Simplified vs. double-entry at a glance
Feature | Simplified Accounting | Double-Entry Bookkeeping |
Who It’s Intended For | Individual businesses and partnerships with revenues below CHF 500,000. | All GmbH/AG companies. Sole proprietorships & partnerships with ≥ CHF 500,000 turnover. |
What It Tells You | Basic cash flow (money in, money out). | Full financial health (Profit & Loss, Balance Sheet). |
Effort & Cost | Low effort, low cost. | Higher effort, higher cost (software/professional needed). |
Good for Getting Loans? | No. Lenders need more detail. | Yes. It’s the standard required by banks and investors. |
Ready for an Audit? | No. | Yes. It’s the only method suitable for a formal audit. |
Key factors to guide your decision
Ask yourself these simple questions. Your answers will point you to the right method.

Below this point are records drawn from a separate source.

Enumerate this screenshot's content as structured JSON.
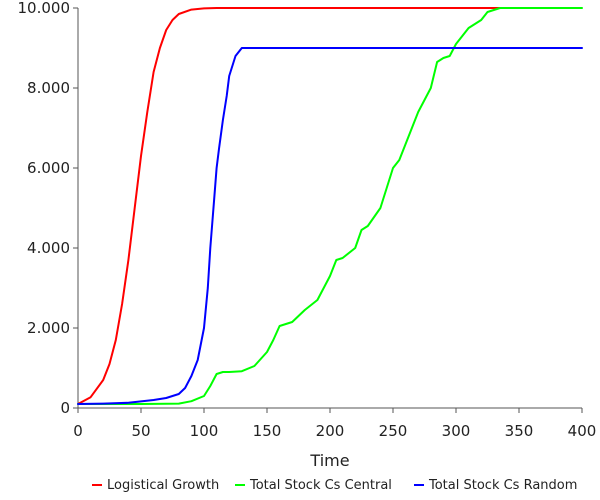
{
  "chart_data": {
    "type": "line",
    "title": "",
    "xlabel": "Time",
    "ylabel": "",
    "xlim": [
      0,
      400
    ],
    "ylim": [
      0,
      10000
    ],
    "x_ticks": [
      0,
      50,
      100,
      150,
      200,
      250,
      300,
      350,
      400
    ],
    "y_ticks": [
      0,
      2000,
      4000,
      6000,
      8000,
      10000
    ],
    "x_tick_labels": [
      "0",
      "50",
      "100",
      "150",
      "200",
      "250",
      "300",
      "350",
      "400"
    ],
    "y_tick_labels": [
      "0",
      "2.000",
      "4.000",
      "6.000",
      "8.000",
      "10.000"
    ],
    "grid": false,
    "legend_position": "bottom",
    "series": [
      {
        "name": "Logistical Growth",
        "color": "#ff0000",
        "x": [
          0,
          10,
          20,
          25,
          30,
          35,
          40,
          45,
          50,
          55,
          60,
          65,
          70,
          75,
          80,
          90,
          100,
          110,
          130,
          200,
          300,
          335
        ],
        "y": [
          100,
          270,
          700,
          1100,
          1700,
          2600,
          3700,
          5000,
          6300,
          7400,
          8400,
          9000,
          9450,
          9700,
          9850,
          9960,
          9990,
          10000,
          10000,
          10000,
          10000,
          10000
        ]
      },
      {
        "name": "Total Stock Cs Central",
        "color": "#00ff00",
        "x": [
          0,
          50,
          80,
          90,
          100,
          105,
          110,
          115,
          120,
          130,
          140,
          150,
          155,
          160,
          170,
          180,
          190,
          200,
          205,
          210,
          220,
          225,
          230,
          240,
          245,
          250,
          255,
          260,
          265,
          270,
          275,
          280,
          285,
          290,
          295,
          300,
          310,
          320,
          325,
          330,
          335,
          340,
          360,
          400
        ],
        "y": [
          100,
          100,
          110,
          170,
          300,
          550,
          850,
          900,
          900,
          920,
          1050,
          1400,
          1700,
          2050,
          2150,
          2450,
          2700,
          3300,
          3700,
          3750,
          4000,
          4450,
          4550,
          5000,
          5500,
          6000,
          6200,
          6600,
          7000,
          7400,
          7700,
          8000,
          8650,
          8750,
          8800,
          9100,
          9500,
          9700,
          9900,
          9950,
          10000,
          10000,
          10000,
          10000
        ]
      },
      {
        "name": "Total Stock Cs Random",
        "color": "#0000ff",
        "x": [
          0,
          20,
          40,
          60,
          70,
          80,
          85,
          90,
          95,
          100,
          103,
          105,
          108,
          110,
          112,
          115,
          118,
          120,
          125,
          130,
          132,
          140,
          200,
          300,
          400
        ],
        "y": [
          100,
          110,
          130,
          200,
          250,
          350,
          500,
          800,
          1200,
          2000,
          3000,
          4000,
          5200,
          6000,
          6500,
          7200,
          7800,
          8300,
          8800,
          9000,
          9000,
          9000,
          9000,
          9000,
          9000
        ]
      }
    ]
  }
}
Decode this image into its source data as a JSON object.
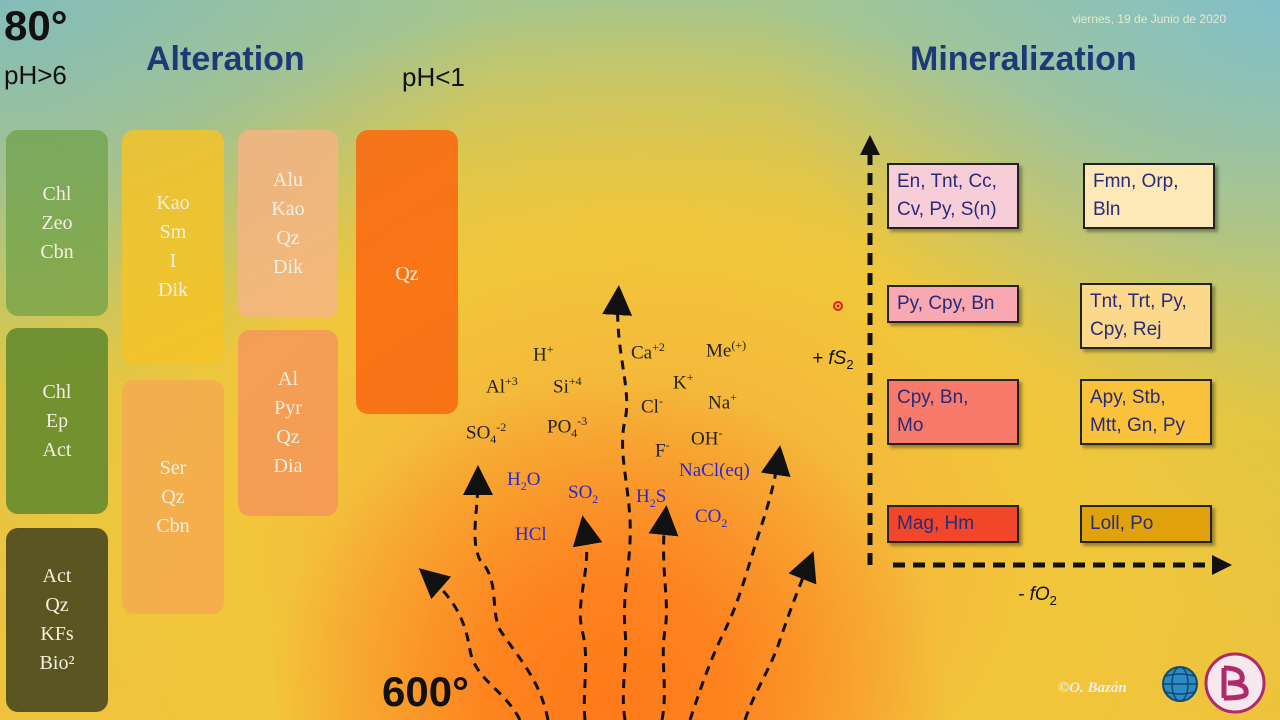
{
  "header": {
    "temp_top": "80°",
    "ph_high": "pH>6",
    "alteration_title": "Alteration",
    "ph_low": "pH<1",
    "mineralization_title": "Mineralization",
    "date": "viernes, 19 de Junio de 2020",
    "temp_bottom": "600°"
  },
  "alteration": {
    "col1": [
      [
        "Chl",
        "Zeo",
        "Cbn"
      ],
      [
        "Chl",
        "Ep",
        "Act"
      ],
      [
        "Act",
        "Qz",
        "KFs",
        "Bio²"
      ]
    ],
    "col2": [
      [
        "Kao",
        "Sm",
        "I",
        "Dik"
      ],
      [
        "Ser",
        "Qz",
        "Cbn"
      ]
    ],
    "col3": [
      [
        "Alu",
        "Kao",
        "Qz",
        "Dik"
      ],
      [
        "Al",
        "Pyr",
        "Qz",
        "Dia"
      ]
    ],
    "col4": [
      [
        "Qz"
      ]
    ]
  },
  "ions": {
    "h": "H",
    "h_sup": "+",
    "ca": "Ca",
    "ca_sup": "+2",
    "me": "Me",
    "me_sup": "(+)",
    "al": "Al",
    "al_sup": "+3",
    "si": "Si",
    "si_sup": "+4",
    "k": "K",
    "k_sup": "+",
    "cl": "Cl",
    "cl_sup": "-",
    "na": "Na",
    "na_sup": "+",
    "so4": "SO",
    "so4_sub": "4",
    "so4_sup": "-2",
    "po4": "PO",
    "po4_sub": "4",
    "po4_sup": "-3",
    "f": "F",
    "f_sup": "-",
    "oh": "OH",
    "oh_sup": "-",
    "h2o_a": "H",
    "h2o_sub": "2",
    "h2o_b": "O",
    "so2_a": "SO",
    "so2_sub": "2",
    "h2s_a": "H",
    "h2s_sub": "2",
    "h2s_b": "S",
    "nacl": "NaCl(eq)",
    "hcl": "HCl",
    "co2_a": "CO",
    "co2_sub": "2"
  },
  "mineralization": {
    "fs2_label": "+ fS",
    "fs2_sub": "2",
    "fo2_label": "- fO",
    "fo2_sub": "2",
    "left": [
      {
        "lines": [
          "En, Tnt, Cc,",
          "Cv, Py, S(n)"
        ],
        "color": "#f7cdd8"
      },
      {
        "lines": [
          "Py, Cpy, Bn"
        ],
        "color": "#f8a8b0"
      },
      {
        "lines": [
          "Cpy, Bn,",
          "Mo"
        ],
        "color": "#f77a6a"
      },
      {
        "lines": [
          "Mag, Hm"
        ],
        "color": "#f2462a"
      }
    ],
    "right": [
      {
        "lines": [
          "Fmn, Orp,",
          "Bln"
        ],
        "color": "#fde9b8"
      },
      {
        "lines": [
          "Tnt, Trt, Py,",
          "Cpy, Rej"
        ],
        "color": "#fbd88a"
      },
      {
        "lines": [
          "Apy, Stb,",
          "Mtt, Gn, Py"
        ],
        "color": "#f9c23a"
      },
      {
        "lines": [
          "Loll, Po"
        ],
        "color": "#e0a20c"
      }
    ]
  },
  "credit": "©O. Bazán"
}
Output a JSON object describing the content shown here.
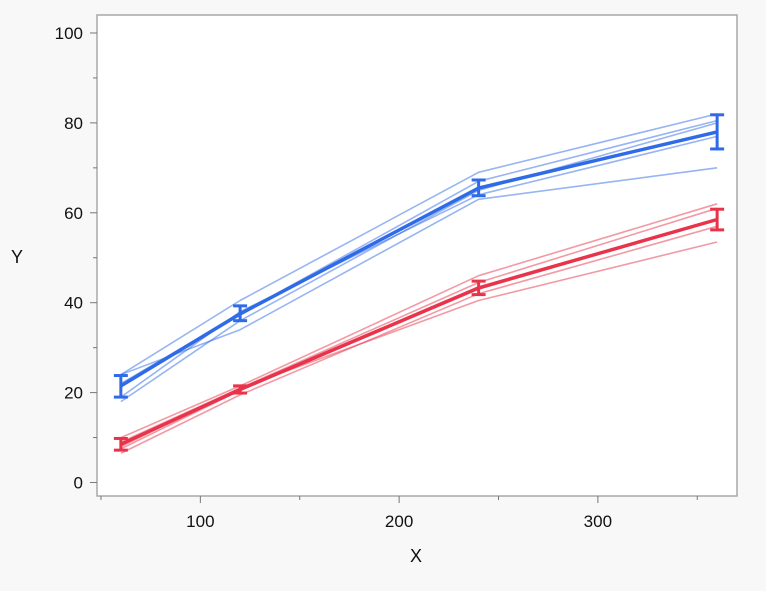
{
  "chart_data": {
    "type": "line",
    "xlabel": "X",
    "ylabel": "Y",
    "xlim": [
      48,
      370
    ],
    "ylim": [
      -3,
      104
    ],
    "x_ticks": [
      100,
      200,
      300
    ],
    "y_ticks": [
      0,
      20,
      40,
      60,
      80,
      100
    ],
    "grid": false,
    "legend": "none",
    "x": [
      60,
      120,
      240,
      360
    ],
    "series": [
      {
        "group": "blue",
        "color": "#2f6ae8",
        "mean": [
          21.5,
          37.5,
          65.5,
          78
        ],
        "error_low": [
          19,
          36,
          63.8,
          74.2
        ],
        "error_high": [
          23.8,
          39.3,
          67.3,
          81.8
        ],
        "individuals": [
          [
            24,
            40.5,
            69,
            82
          ],
          [
            22,
            37.5,
            67,
            80.5
          ],
          [
            18,
            36,
            65,
            80
          ],
          [
            19,
            38,
            64,
            77
          ],
          [
            24,
            34,
            63,
            70
          ]
        ]
      },
      {
        "group": "red",
        "color": "#e8334a",
        "mean": [
          8.5,
          20.7,
          43.3,
          58.5
        ],
        "error_low": [
          7.2,
          19.9,
          41.8,
          56.2
        ],
        "error_high": [
          9.8,
          21.5,
          44.8,
          60.8
        ],
        "individuals": [
          [
            10,
            21.5,
            46,
            62
          ],
          [
            9,
            21,
            44.5,
            61
          ],
          [
            7.5,
            20.5,
            43,
            58.5
          ],
          [
            6.5,
            19.5,
            42,
            57
          ],
          [
            8,
            21,
            40.5,
            53.5
          ]
        ]
      }
    ]
  }
}
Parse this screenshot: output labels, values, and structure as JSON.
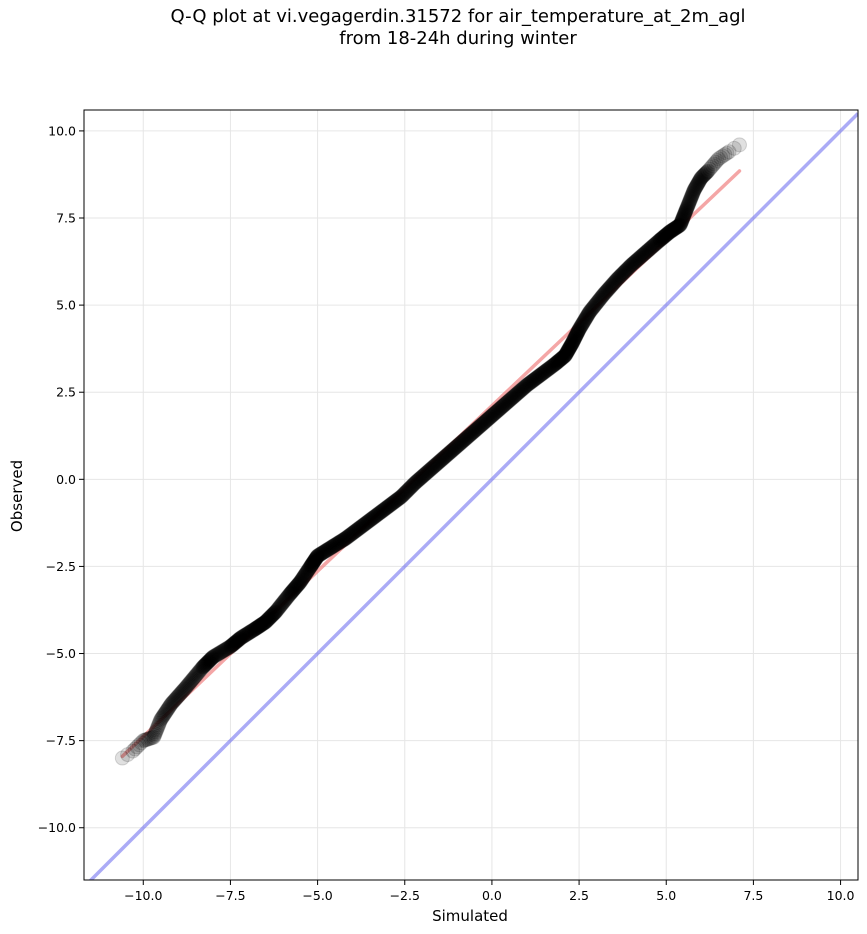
{
  "chart_data": {
    "type": "scatter",
    "title_line1": "Q-Q plot at vi.vegagerdin.31572 for air_temperature_at_2m_agl",
    "title_line2": "from 18-24h during winter",
    "xlabel": "Simulated",
    "ylabel": "Observed",
    "xlim": [
      -11.7,
      10.5
    ],
    "ylim": [
      -11.5,
      10.6
    ],
    "xticks": [
      -10.0,
      -7.5,
      -5.0,
      -2.5,
      0.0,
      2.5,
      5.0,
      7.5,
      10.0
    ],
    "yticks": [
      -10.0,
      -7.5,
      -5.0,
      -2.5,
      0.0,
      2.5,
      5.0,
      7.5,
      10.0
    ],
    "xtick_labels": [
      "−10.0",
      "−7.5",
      "−5.0",
      "−2.5",
      "0.0",
      "2.5",
      "5.0",
      "7.5",
      "10.0"
    ],
    "ytick_labels": [
      "10.0",
      "7.5",
      "5.0",
      "2.5",
      "0.0",
      "−2.5",
      "−5.0",
      "−7.5",
      "−10.0"
    ],
    "grid": true,
    "quantile_curve": [
      [
        -10.6,
        -8.0
      ],
      [
        -10.3,
        -7.8
      ],
      [
        -10.0,
        -7.5
      ],
      [
        -9.7,
        -7.4
      ],
      [
        -9.5,
        -6.9
      ],
      [
        -9.2,
        -6.45
      ],
      [
        -8.8,
        -6.0
      ],
      [
        -8.3,
        -5.4
      ],
      [
        -8.0,
        -5.1
      ],
      [
        -7.5,
        -4.8
      ],
      [
        -7.2,
        -4.55
      ],
      [
        -6.8,
        -4.3
      ],
      [
        -6.5,
        -4.1
      ],
      [
        -6.2,
        -3.8
      ],
      [
        -5.8,
        -3.3
      ],
      [
        -5.5,
        -2.95
      ],
      [
        -5.2,
        -2.5
      ],
      [
        -5.0,
        -2.2
      ],
      [
        -4.6,
        -1.95
      ],
      [
        -4.2,
        -1.7
      ],
      [
        -3.8,
        -1.4
      ],
      [
        -3.4,
        -1.1
      ],
      [
        -3.0,
        -0.8
      ],
      [
        -2.6,
        -0.5
      ],
      [
        -2.2,
        -0.1
      ],
      [
        -1.8,
        0.25
      ],
      [
        -1.4,
        0.6
      ],
      [
        -1.0,
        0.95
      ],
      [
        -0.6,
        1.3
      ],
      [
        -0.2,
        1.65
      ],
      [
        0.2,
        2.0
      ],
      [
        0.6,
        2.35
      ],
      [
        1.0,
        2.7
      ],
      [
        1.4,
        3.0
      ],
      [
        1.8,
        3.3
      ],
      [
        2.1,
        3.55
      ],
      [
        2.3,
        3.9
      ],
      [
        2.5,
        4.3
      ],
      [
        2.8,
        4.8
      ],
      [
        3.2,
        5.3
      ],
      [
        3.6,
        5.75
      ],
      [
        4.0,
        6.15
      ],
      [
        4.4,
        6.5
      ],
      [
        4.8,
        6.85
      ],
      [
        5.1,
        7.1
      ],
      [
        5.4,
        7.3
      ],
      [
        5.6,
        7.8
      ],
      [
        5.8,
        8.3
      ],
      [
        6.0,
        8.65
      ],
      [
        6.2,
        8.85
      ],
      [
        6.5,
        9.2
      ],
      [
        6.8,
        9.4
      ],
      [
        7.1,
        9.6
      ]
    ],
    "regression_line": [
      [
        -10.6,
        -7.95
      ],
      [
        7.1,
        8.85
      ]
    ],
    "identity_line": [
      [
        -11.7,
        -11.7
      ],
      [
        10.5,
        10.5
      ]
    ],
    "colors": {
      "points": "#000000",
      "regression": "#f08080",
      "identity": "#6666ee",
      "grid": "#e6e6e6",
      "axes": "#000000"
    }
  }
}
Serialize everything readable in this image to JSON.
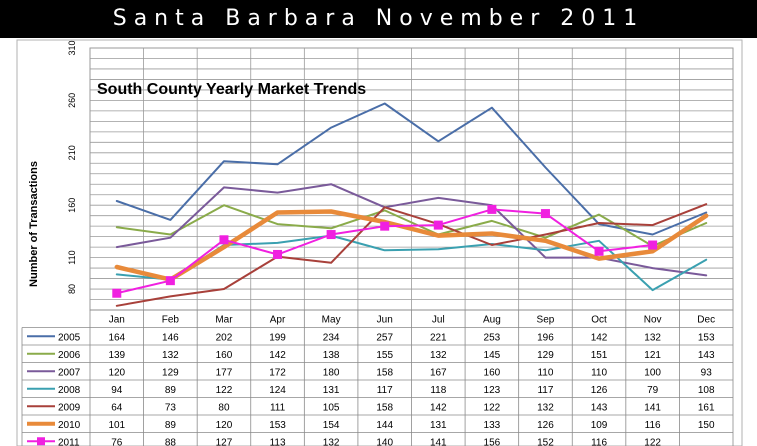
{
  "banner": {
    "title": "Santa Barbara November 2011"
  },
  "chart_data": {
    "type": "line",
    "title": "South County Yearly Market Trends",
    "ylabel": "Number of Transactions",
    "xlabel": "",
    "ylim": [
      60,
      310
    ],
    "yticks": [
      80,
      110,
      160,
      210,
      260,
      310
    ],
    "grid": true,
    "legend": "table-below",
    "categories": [
      "Jan",
      "Feb",
      "Mar",
      "Apr",
      "May",
      "Jun",
      "Jul",
      "Aug",
      "Sep",
      "Oct",
      "Nov",
      "Dec"
    ],
    "series": [
      {
        "name": "2005",
        "color": "#4a6ea8",
        "width": 2,
        "marker": false,
        "values": [
          164,
          146,
          202,
          199,
          234,
          257,
          221,
          253,
          196,
          142,
          132,
          153
        ]
      },
      {
        "name": "2006",
        "color": "#8aab4a",
        "width": 2,
        "marker": false,
        "values": [
          139,
          132,
          160,
          142,
          138,
          155,
          132,
          145,
          129,
          151,
          121,
          143
        ]
      },
      {
        "name": "2007",
        "color": "#7a5a9a",
        "width": 2,
        "marker": false,
        "values": [
          120,
          129,
          177,
          172,
          180,
          158,
          167,
          160,
          110,
          110,
          100,
          93
        ]
      },
      {
        "name": "2008",
        "color": "#3aa0b0",
        "width": 2,
        "marker": false,
        "values": [
          94,
          89,
          122,
          124,
          131,
          117,
          118,
          123,
          117,
          126,
          79,
          108
        ]
      },
      {
        "name": "2009",
        "color": "#a8403a",
        "width": 2,
        "marker": false,
        "values": [
          64,
          73,
          80,
          111,
          105,
          158,
          142,
          122,
          132,
          143,
          141,
          161
        ]
      },
      {
        "name": "2010",
        "color": "#e88a3a",
        "width": 4.5,
        "marker": false,
        "values": [
          101,
          89,
          120,
          153,
          154,
          144,
          131,
          133,
          126,
          109,
          116,
          150
        ]
      },
      {
        "name": "2011",
        "color": "#f020e0",
        "width": 2,
        "marker": true,
        "values": [
          76,
          88,
          127,
          113,
          132,
          140,
          141,
          156,
          152,
          116,
          122,
          null
        ]
      }
    ]
  }
}
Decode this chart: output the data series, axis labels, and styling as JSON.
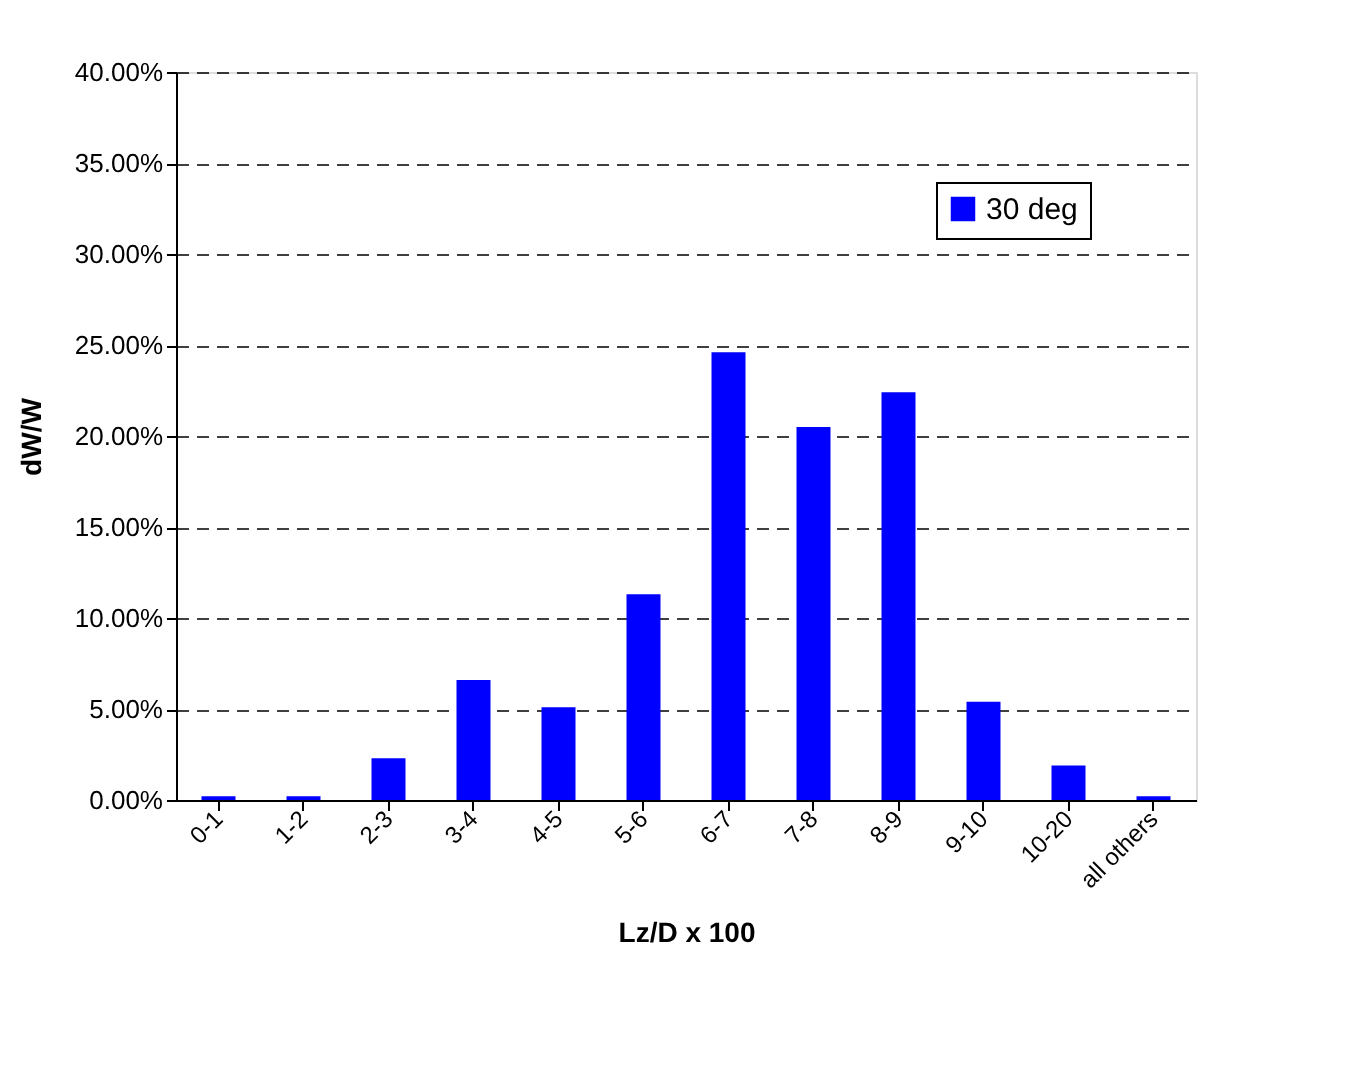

- What is my company’s legal form?
- If it’s a GmbH, SARL, AG, or SA, you must use double-entry bookkeeping.
- What is the total revenue I generate each year?
- If you are a sole proprietor or in a partnership and your turnover is approaching CHF 500,000, you should plan to switch to double-entry bookkeeping sooner rather than later.
- Are my business deals simple or complex?
- If you hold stock, deal with international customers in different currencies, or have complex payment structures, double-entry bookkeeping is far better suited to manage that complexity.
- Do I plan to grow the business significantly?
- If you plan to hire more employees, expand into new markets, or scale your operations, you will need the detailed insights that only double-entry bookkeeping can provide.
- Will I need funding from investors or banks?
- If the answer is yes, you have no choice. Professional funders will not consider a business that uses simplified accounting.
From financial blueprint to strategic command centre: finalising your accounting choice
Selecting your accounting methodology in Switzerland is akin to choosing the foundational blueprint for a building; the decision determines not just your current structure’s compliance, but its capacity for future expansion.
For a nascent venture or a solopreneur, a simple cash-in, cash-out ledger serves as a functional starting point, capturing the essential flow of funds with minimal complexity. However, the move to double-entry bookkeeping represents a crucial inflection point. A business with a roadmap that includes venture capital, international trade, or complex supply chains understands that the rigor of double-entry isn’t a future requirement, but a present-day necessity to be taken seriously.
This system transcends mere record-keeping to become a dynamic analytical tool. Ultimately, embracing double-entry is about aligning your company with the core tenets of the Swiss business ethos: precision, reliability, and long-term vision. You are not just choosing a bookkeeping method; you are embedding a principle of financial integrity into your corporate DNA, building a resilient foundation ready to support ambitious growth.